What that means is that someone drinking two cups of coffee from one cafe may be consuming only 50mg of caffeine a day, whereas someone drinking the same number of cups from another shop may be taking in 400mg.
400mg is the dose that stopped a man's heart last August, after he drank eight cans of Red Bull (luckily, he survived). Fortunately that's rare, but it is generally accepted that 400mg is the point at which coffee starts to cause negative effects in almost everyone people get edgy, over-anxious, and have trouble sleeping. Coffee addicts often see this "hyper" state as a good thing a "coffee buzz". But in fact, it's what's called negative reinforcement. Without coffee, the heavy coffee drinker feels drab or tired, and may get a headache.
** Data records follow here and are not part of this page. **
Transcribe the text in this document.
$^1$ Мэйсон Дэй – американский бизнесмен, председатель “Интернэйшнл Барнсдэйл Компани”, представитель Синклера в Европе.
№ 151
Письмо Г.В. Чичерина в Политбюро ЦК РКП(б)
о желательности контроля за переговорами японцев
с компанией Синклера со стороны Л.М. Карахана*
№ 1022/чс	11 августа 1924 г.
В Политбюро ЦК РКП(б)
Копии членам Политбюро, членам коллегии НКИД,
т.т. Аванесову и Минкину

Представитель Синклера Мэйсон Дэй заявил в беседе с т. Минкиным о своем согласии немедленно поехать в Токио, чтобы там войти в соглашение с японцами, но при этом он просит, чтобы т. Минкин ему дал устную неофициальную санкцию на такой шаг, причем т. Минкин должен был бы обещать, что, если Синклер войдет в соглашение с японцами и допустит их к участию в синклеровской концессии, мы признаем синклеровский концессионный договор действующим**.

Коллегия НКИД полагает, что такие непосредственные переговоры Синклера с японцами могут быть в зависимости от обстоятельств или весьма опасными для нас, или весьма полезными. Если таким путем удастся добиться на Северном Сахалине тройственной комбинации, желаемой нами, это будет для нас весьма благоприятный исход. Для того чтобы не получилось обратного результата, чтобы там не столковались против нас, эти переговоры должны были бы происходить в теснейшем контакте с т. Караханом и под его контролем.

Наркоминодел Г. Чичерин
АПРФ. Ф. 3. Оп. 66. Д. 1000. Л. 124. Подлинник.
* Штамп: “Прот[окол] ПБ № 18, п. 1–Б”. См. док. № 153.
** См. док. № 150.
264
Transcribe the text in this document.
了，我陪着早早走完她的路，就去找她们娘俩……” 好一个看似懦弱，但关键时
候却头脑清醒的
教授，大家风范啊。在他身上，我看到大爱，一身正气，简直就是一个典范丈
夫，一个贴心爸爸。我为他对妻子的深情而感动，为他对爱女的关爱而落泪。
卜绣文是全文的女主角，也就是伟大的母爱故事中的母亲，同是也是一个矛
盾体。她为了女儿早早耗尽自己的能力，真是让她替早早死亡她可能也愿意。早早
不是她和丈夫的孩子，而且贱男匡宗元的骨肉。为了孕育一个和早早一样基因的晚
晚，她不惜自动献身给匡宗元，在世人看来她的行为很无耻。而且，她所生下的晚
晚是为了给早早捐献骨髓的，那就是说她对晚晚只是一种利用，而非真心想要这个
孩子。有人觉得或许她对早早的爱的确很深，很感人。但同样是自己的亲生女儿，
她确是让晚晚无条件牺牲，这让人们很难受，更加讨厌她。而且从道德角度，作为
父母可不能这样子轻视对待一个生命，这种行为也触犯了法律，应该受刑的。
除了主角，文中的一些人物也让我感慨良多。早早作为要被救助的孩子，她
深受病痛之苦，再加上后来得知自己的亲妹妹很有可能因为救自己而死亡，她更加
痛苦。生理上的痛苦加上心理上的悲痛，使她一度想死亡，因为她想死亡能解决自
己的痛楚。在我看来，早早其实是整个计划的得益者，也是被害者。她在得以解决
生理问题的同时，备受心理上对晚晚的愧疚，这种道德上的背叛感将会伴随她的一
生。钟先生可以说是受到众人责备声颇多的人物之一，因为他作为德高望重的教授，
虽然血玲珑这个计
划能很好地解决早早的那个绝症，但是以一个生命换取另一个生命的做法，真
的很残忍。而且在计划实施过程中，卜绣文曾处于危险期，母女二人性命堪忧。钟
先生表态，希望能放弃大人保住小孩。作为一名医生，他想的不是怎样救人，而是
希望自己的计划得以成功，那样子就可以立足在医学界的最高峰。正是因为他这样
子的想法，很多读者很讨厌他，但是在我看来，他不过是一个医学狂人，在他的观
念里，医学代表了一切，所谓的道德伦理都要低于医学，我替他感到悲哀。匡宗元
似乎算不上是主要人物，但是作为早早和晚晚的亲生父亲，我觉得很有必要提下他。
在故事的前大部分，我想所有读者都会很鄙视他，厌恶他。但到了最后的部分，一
Another cup of java just gets rid of those withdrawal symptoms, but in comparison it feels like a high.
It becomes a vicious circle too much coffee affects your sleep patterns, so you're tired, so you need more coffee to stay focused, so your sleep gets even worse. And if you've been keeping up with the news, you'll know there's a lot of evidence that cutting short on sleep means cutting short your life span! So if coffee is affecting your sleep, its negative effect is far outweighing its positive benefits, and you need to cut it down or cut it out.
It's not just coffee late in the day that affects your sleep, either. Studies have shown that people who drink coffee have about half the melatonin levels in their bodies as people who don't (melatonin is the brain chemical that sends us to sleep).
The bottom line is that if you are a coffee drinker and you're having trouble sleeping, you should try giving it up for a week or so, and see if your sleep improves. If it does, then you were overdosing: if you do go back to coffee drinking, reduce your intake. Be warned stop drinking coffee and you will almost certainly get some severe headaches, which will last for a day or two. If you actually get the shakes (which some do), then take that as a sign you definitely need to cut down!
Coffee is like most other foods fine in moderation, not so good if taken to excess. Unfortunately, until we can find some way of standardizing its caffeine content (which I hope they never will, because it will probably standardize and destroy its taste!), it's difficult for the average joe to work out what moderation is.